Casada com George Akerlof, galardoado com o Prémio Nobel da Economia, Yellen tem uma extensa obra publicada sobre macroeconomia, em particular sobre as causas, os mecanismos e as implicações do desemprego.

 

Ben Bernanke tomou posse à frente da Fed no final de Janeiro de 2006 e foi reconduzido por Obama, em Janeiro de 2010, para um segundo mandato. Depois de dois mandatos de quatro anos, será altura de abandonar as funções em Janeiro do próximo ano.

 

O seu antecessor, Alan Greenspan, conduziu a política monetária do país durante 19 anos, entre 1987 e 2006.

 

Retirada dos estímulos ficará a cargo de uma "pomba"

 

Janet Yellen é uma das responsáveis de política monetária da Reserva Federal que deverá reunir mais apoio para desempenhar o cargo de presidente.
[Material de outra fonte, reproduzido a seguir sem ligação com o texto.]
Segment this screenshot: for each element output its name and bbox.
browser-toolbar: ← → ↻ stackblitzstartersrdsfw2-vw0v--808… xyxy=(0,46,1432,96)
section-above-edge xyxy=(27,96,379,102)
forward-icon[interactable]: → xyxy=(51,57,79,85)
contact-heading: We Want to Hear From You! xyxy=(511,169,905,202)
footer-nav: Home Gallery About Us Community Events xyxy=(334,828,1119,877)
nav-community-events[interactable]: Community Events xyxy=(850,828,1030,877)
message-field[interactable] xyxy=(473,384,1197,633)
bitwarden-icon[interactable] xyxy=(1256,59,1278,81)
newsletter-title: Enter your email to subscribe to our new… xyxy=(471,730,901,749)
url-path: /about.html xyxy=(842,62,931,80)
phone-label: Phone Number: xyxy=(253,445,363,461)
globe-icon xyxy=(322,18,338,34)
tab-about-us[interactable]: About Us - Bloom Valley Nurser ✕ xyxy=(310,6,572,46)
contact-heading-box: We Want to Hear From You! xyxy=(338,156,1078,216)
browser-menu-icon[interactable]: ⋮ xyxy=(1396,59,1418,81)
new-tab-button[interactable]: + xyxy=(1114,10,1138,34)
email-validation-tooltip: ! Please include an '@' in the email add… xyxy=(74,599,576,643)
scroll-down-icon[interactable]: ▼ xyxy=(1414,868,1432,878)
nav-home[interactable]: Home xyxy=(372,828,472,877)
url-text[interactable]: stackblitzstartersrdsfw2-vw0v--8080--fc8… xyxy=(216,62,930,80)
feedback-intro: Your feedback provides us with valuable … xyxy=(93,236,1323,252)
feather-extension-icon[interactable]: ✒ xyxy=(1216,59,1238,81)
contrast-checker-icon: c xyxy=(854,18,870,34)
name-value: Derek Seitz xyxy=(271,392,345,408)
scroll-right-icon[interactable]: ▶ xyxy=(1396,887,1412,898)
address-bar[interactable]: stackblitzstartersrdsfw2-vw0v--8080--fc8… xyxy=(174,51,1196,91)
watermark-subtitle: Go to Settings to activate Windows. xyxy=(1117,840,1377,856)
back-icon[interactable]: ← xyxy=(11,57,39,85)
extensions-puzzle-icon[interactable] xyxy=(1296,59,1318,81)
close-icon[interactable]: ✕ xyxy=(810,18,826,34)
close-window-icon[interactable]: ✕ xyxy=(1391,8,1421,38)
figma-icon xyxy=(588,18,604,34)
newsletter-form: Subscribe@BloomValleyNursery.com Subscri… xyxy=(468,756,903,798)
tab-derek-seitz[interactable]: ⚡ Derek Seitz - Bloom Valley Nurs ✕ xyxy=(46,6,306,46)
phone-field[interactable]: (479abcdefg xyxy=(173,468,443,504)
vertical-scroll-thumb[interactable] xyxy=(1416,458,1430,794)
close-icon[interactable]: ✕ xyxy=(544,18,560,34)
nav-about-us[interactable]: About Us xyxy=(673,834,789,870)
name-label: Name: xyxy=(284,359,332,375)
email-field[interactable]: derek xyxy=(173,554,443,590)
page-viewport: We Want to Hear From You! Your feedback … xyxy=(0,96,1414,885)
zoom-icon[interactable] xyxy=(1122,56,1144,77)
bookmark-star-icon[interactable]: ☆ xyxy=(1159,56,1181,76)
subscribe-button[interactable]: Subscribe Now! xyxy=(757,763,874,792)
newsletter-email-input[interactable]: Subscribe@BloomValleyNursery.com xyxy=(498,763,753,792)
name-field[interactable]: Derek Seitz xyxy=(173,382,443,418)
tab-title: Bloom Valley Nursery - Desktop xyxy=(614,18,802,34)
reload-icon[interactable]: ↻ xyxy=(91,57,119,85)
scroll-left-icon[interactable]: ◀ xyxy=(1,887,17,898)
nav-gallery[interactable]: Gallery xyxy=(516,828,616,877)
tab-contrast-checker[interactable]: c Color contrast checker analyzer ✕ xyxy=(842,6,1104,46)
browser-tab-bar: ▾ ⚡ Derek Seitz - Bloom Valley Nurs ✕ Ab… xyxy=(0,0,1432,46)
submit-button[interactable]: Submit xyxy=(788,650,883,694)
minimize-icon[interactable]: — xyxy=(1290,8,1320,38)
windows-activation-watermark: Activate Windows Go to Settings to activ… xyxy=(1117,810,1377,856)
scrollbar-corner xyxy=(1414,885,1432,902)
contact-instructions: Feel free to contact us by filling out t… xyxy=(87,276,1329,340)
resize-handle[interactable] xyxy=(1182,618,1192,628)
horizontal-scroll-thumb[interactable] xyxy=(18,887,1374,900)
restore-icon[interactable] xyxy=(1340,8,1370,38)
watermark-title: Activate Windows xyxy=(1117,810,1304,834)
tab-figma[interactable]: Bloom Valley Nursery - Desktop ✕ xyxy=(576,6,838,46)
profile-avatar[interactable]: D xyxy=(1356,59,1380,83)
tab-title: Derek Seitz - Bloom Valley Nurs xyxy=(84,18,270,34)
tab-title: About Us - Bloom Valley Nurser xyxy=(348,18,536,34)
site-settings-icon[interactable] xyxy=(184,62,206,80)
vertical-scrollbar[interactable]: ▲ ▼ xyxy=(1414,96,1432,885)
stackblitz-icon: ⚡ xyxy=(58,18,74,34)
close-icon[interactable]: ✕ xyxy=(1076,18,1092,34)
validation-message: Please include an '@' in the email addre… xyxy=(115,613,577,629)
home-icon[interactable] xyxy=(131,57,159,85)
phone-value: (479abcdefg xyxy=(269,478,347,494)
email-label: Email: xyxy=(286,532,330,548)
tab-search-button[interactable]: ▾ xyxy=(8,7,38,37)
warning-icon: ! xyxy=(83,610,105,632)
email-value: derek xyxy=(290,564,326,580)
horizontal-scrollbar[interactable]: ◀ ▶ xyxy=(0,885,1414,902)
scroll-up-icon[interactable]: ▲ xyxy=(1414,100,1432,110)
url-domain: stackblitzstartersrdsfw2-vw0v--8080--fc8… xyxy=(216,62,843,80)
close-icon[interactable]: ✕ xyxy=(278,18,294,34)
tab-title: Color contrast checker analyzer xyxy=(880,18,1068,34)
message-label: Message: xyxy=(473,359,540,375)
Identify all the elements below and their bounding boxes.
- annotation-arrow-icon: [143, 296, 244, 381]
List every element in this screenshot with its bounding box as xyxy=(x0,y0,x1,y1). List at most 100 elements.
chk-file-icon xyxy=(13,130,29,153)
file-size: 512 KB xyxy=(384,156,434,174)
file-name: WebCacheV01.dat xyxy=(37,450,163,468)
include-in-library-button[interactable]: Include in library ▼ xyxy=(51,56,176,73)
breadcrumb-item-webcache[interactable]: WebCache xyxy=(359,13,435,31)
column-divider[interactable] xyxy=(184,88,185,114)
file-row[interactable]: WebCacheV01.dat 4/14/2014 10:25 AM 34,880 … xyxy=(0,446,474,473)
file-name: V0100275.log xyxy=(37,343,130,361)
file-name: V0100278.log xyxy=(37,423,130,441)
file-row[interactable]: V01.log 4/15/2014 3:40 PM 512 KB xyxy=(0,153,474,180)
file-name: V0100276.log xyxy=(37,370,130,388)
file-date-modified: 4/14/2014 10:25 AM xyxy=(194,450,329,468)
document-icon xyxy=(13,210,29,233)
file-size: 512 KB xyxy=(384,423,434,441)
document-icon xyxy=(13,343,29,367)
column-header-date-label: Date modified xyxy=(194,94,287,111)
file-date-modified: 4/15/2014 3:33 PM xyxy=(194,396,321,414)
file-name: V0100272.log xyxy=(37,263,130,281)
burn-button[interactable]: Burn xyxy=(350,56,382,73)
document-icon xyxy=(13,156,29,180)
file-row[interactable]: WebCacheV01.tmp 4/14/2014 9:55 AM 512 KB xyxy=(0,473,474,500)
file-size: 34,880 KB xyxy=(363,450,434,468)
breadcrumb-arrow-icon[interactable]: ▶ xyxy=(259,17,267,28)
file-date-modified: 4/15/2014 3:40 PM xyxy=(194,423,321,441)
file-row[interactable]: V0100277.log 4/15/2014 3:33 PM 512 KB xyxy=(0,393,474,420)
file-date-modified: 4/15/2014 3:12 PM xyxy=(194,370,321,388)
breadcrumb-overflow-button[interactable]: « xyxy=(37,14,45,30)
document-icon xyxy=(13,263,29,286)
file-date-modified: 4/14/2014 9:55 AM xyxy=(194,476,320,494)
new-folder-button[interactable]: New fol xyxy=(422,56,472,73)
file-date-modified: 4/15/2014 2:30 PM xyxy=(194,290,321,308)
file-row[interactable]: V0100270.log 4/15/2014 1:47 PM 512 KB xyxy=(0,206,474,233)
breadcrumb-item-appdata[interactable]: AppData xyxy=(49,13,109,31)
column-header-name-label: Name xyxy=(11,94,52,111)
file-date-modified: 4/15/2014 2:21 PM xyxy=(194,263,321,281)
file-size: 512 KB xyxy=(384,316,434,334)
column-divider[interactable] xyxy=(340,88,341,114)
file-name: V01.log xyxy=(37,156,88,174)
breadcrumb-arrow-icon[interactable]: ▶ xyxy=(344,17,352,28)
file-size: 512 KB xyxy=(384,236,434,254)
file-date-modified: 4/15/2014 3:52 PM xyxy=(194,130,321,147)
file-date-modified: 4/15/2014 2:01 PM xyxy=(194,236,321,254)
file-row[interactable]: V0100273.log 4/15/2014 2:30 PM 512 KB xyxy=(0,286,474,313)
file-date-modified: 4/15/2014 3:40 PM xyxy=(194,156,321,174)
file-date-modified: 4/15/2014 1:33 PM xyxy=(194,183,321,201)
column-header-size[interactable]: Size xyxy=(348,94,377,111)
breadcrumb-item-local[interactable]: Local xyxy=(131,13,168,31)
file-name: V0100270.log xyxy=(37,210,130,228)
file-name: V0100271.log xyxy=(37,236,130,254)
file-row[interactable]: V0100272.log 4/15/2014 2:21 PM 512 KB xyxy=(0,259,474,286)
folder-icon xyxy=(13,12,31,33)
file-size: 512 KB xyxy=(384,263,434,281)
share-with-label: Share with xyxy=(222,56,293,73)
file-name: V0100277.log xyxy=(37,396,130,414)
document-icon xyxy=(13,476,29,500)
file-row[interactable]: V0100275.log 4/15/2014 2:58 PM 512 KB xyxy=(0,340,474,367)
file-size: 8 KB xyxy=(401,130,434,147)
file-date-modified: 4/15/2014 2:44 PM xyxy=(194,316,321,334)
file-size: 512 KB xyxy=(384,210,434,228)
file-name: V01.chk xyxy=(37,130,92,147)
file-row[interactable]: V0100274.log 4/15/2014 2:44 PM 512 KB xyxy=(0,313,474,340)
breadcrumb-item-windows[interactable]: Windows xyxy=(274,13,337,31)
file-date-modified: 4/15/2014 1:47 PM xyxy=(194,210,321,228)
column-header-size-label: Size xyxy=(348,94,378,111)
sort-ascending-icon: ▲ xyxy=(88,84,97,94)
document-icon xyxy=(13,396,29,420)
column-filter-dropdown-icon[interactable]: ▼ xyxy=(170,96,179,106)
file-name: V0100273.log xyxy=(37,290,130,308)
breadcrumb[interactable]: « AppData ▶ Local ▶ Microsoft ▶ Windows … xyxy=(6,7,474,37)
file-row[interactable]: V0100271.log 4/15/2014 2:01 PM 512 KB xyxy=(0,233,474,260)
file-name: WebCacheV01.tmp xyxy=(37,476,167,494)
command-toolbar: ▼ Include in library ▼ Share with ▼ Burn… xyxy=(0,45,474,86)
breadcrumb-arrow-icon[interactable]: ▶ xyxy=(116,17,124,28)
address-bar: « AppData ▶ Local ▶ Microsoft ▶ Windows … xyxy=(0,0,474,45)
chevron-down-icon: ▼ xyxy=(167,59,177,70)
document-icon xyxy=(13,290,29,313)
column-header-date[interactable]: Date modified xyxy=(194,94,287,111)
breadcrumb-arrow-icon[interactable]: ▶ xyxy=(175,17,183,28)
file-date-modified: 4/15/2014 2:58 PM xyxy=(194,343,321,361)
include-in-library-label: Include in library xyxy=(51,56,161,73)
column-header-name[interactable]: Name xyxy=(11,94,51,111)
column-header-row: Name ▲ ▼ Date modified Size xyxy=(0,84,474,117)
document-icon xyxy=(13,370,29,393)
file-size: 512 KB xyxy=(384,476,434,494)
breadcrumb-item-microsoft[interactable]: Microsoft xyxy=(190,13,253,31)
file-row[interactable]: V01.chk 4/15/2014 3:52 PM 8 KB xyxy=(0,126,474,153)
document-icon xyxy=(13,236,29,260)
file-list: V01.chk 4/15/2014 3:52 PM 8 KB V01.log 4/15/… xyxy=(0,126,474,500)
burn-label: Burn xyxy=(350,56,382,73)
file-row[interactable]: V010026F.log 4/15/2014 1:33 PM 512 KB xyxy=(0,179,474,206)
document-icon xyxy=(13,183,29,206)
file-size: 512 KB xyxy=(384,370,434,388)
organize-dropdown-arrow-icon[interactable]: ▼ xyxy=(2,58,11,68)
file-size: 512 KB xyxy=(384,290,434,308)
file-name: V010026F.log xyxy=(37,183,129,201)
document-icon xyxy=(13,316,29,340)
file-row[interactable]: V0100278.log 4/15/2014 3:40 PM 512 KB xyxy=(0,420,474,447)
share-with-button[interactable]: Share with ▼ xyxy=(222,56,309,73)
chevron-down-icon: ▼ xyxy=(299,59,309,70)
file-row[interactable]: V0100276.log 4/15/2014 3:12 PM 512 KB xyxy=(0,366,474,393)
Contudo, é considerada uma “pomba”, que em jargão económico denomina alguém que dá prioridade ao combate ao desemprego em detrimento de um controlo mais apertado da inflação.

 

A futura sucessora de Ben Bernanke apoiou as actuais políticas de estímulo à economia e que são as mais expansionistas da história da Fed. Assim, a escolha de Barack Obama combinar uma política de continuidade durante a retirada dos estímulos, combinada com a competência para ocupar o cargo mais importante do mundo na condução de política monetária.

 

"É difícil imaginar uma escolha melhor em virtude da sua inteligência, temperamento, sensatez demonstrada, compreensão da Fed e longa experiência", disse o professor da Universidade de Princeton e antivo vice-presidente da Fed, Alan Blinder, à Bloomberg. "Ela deverá dar uma excelente presidente da Fed".

 

O banco central norte-americano tem a missão de conduzir uma política monetária que assegura a estabilidade dos preços e a evolução da economia de acordo com o seu potencial. A escolha de Yellen, numa altura de crise internacional, transmite a mensagem de que a Fed vai apoiar o crescimento da economia.

 

Janet Yellen é ainda reconhecida por ter sido uma das poucas responsáveis de política monetária a alertar para os riscos do mercado imobiliário. Por outro lado, é responsável pela apresentação de linhas condutoras para a política monetária. Em Janeiro de 2012, a Fed apresentou o objectivo para a inflação de longo prazo de 2,0% e um nível de desemprego entre 5,2% e 6,0%.

 

O anúncio resultou do trabalho feito ao longo de dois anos pelo sub-comité liderado por Yellen, que reuniu 15 vezes ao longo de dois anos. Antes da existência deste grupo de trabalho, as reuniões da Comissão Federal de Operações de Mercado Aberto não eram seguidas de conferências de imprensa nem existiam metas para o desemprego ou inflação.

 

"Ela assegura continuidade, por um lado, e, por outro é altamente qualificada" para as funções, afirmou o economista do Citigroup Nathan Sheets, que foi o responsável de economista internacional da Fed. "Não sei se alguma vez houve um presidente da Fed com um conjunto de credenciais mais amplo", acrescentou.